Um atavismo explica a charada. Ocorre que a primeira coisa que um agricultor pensa, quando ganha dinheiro, é em comprar mais terra. Abrir nova fazenda, ampliar a produção. Assim funciona a lógica do produtor, como que a realização de um sonho familiar.

Ao imobilizar capital em terra, esquece-se de fazer provisão. Esse desejo meio oligárquico o torna imprevidente, um desastre na economia capitalista. Seu arrojo, esse jeito pioneiro, desbravador, empurra-o para o lado da imprudência. Resultado: quando vem o aperto, na época das vacas magras, entra no desespero, sem poupança.

Há um lado pedagógico nas crises. Uma espécie de aprendizado amargo. Os agricultores precisam se convencer de que inexiste capitalismo sem riscos. O governo pode e deve proteger o setor contra a pressão dos oligopólios, sustentando a renda rural. Isso não significa, porém, estatizar a economia agrária, pois isso privilegia a ineficiência.

É lindo ver aquela fila de máquinas confrontando a podridão política na Esplanada dos Ministérios. Democracia se constrói com participação popular.

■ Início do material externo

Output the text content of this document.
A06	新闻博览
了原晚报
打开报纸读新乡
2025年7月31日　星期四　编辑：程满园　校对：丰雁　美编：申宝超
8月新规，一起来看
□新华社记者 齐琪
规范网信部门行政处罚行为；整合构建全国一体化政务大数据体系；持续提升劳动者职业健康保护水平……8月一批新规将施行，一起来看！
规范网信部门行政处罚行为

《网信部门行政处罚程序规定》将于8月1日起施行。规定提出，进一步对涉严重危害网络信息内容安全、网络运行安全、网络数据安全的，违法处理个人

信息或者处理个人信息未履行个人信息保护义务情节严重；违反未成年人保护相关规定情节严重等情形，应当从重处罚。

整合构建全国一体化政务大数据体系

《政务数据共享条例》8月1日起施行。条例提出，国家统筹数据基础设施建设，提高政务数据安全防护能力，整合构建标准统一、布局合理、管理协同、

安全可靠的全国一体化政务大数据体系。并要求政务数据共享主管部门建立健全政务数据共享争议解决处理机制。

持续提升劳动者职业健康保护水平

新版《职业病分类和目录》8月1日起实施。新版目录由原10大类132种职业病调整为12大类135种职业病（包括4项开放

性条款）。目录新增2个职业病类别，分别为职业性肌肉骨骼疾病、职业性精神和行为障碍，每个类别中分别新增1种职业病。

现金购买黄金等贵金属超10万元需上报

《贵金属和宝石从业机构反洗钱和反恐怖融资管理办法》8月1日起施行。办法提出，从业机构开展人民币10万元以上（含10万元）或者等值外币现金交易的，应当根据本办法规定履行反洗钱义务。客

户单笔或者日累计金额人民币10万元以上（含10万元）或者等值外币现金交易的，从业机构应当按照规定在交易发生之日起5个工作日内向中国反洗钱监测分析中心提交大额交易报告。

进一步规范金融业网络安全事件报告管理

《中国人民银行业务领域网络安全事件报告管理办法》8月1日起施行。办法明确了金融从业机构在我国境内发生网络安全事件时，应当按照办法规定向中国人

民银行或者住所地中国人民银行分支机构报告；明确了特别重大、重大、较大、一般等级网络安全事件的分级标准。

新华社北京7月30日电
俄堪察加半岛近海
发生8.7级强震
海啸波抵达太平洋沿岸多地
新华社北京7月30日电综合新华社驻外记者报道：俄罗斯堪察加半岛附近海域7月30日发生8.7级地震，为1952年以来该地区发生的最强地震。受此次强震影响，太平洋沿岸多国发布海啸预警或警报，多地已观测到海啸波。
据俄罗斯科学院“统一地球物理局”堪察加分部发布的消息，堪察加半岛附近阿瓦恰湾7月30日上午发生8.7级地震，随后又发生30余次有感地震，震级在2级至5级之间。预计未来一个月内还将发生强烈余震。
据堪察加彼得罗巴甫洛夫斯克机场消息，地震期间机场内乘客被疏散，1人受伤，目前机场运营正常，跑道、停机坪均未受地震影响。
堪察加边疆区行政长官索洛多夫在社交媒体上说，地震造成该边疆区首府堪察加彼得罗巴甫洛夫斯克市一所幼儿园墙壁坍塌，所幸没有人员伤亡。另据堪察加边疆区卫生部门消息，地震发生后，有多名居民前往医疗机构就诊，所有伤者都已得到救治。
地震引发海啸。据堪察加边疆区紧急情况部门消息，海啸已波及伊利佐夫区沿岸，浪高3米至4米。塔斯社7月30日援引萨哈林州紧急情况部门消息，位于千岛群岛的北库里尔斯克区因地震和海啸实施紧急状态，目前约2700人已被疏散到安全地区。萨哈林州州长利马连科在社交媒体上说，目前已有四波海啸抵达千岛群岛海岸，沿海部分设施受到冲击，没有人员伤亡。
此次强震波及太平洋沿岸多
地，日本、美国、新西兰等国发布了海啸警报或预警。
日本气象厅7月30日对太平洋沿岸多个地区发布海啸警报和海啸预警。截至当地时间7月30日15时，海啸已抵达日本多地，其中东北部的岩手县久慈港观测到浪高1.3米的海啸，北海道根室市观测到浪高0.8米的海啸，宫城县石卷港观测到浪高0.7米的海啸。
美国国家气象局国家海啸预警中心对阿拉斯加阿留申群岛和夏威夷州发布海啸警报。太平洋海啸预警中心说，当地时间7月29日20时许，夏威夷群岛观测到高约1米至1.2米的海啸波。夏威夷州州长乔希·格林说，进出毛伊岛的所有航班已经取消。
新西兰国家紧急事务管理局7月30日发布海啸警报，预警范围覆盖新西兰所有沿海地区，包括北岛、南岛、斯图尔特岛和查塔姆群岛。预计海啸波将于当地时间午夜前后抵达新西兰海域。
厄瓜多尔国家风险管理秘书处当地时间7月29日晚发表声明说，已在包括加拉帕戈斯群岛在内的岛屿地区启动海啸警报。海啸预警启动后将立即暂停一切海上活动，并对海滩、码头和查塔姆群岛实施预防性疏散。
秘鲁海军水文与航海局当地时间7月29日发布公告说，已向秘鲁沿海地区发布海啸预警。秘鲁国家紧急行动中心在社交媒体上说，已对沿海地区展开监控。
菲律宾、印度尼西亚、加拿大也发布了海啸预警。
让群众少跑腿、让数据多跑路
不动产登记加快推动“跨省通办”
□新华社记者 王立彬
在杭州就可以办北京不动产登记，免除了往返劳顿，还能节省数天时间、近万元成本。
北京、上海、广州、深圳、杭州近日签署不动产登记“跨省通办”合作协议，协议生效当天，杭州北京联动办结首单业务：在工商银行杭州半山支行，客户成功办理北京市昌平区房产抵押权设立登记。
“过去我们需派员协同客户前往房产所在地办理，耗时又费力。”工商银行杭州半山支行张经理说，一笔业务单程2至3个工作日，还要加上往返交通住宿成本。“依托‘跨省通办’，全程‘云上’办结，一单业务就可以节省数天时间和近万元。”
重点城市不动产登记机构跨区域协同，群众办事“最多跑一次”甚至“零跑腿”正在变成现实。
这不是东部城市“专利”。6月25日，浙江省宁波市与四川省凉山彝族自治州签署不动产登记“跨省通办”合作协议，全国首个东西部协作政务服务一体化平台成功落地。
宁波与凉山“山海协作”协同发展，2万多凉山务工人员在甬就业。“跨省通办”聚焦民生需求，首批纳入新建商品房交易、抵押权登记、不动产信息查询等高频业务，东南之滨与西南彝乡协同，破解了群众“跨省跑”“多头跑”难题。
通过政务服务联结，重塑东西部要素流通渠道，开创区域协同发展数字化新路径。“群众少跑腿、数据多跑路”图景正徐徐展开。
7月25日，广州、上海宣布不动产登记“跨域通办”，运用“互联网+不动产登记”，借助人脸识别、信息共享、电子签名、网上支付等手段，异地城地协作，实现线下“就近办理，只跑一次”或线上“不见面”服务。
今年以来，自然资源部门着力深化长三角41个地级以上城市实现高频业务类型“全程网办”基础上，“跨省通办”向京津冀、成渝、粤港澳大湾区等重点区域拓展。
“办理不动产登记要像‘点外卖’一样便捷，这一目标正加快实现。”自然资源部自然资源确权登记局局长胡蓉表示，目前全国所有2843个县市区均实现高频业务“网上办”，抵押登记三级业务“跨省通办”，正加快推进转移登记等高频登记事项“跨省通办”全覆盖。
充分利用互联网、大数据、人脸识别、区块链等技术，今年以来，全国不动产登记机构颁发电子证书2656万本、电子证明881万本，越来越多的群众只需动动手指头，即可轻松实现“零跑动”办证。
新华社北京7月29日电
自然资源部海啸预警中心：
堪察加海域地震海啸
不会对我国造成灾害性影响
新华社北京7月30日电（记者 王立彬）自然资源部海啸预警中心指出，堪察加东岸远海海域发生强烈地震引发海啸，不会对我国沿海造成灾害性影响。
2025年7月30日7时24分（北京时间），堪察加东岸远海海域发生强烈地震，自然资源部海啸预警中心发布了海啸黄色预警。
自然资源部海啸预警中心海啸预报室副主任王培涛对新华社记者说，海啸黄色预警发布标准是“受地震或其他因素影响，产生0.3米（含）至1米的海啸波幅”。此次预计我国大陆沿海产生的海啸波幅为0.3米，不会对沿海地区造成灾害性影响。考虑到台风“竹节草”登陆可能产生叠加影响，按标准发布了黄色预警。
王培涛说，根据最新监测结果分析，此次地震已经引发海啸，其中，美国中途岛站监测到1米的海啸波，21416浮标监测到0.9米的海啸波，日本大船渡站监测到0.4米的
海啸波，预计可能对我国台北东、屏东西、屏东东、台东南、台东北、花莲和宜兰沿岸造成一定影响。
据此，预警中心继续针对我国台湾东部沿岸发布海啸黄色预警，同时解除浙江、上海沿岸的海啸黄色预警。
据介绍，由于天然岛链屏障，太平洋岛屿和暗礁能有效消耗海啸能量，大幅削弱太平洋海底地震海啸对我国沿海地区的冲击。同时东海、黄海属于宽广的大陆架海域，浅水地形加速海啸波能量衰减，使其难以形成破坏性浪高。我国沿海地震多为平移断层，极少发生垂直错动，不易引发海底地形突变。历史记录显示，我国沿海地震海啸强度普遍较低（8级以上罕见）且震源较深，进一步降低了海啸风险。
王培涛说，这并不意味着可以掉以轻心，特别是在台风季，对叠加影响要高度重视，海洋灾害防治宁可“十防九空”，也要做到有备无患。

O tratoraço, porém, não pode errar o tom. Sabe-se que os líderes rurais estão, por outros motivos, irritados com o governo. O Incra, em conluio com o MST, não cessa a ameaça de lhes seqüestrar as terras. Decepcionados, percebem o presidente Lula se utilizar do prestígio do ministro Roberto Rodrigues para afagar a turma. É compreensível.

Mas a realidade se impõe. Não é verdade que o setor agrícola enfrenta ¿a maior crise de sua história¿, conforme se argumenta. Nem é crível que os produtores deixarão de plantar na próxima safra. Ninguém abandona uma paixão assim facilmente.

Ao forçar a barra nas reivindicações, desanda o discurso ruralista. Exagerando no negativismo, abre brecha para o retorno da malfadada imagem do passado. O marketing da agropecuária se arrebenta quando se exige, ao léu e a rodo, a rolagem das dívidas rurais.

Aqui o terrível mal, o fantasma que assusta a opinião pública e causa tristeza no agricultor de bem. Reivindicar, sim. Prorrogar, talvez. Calote, nunca.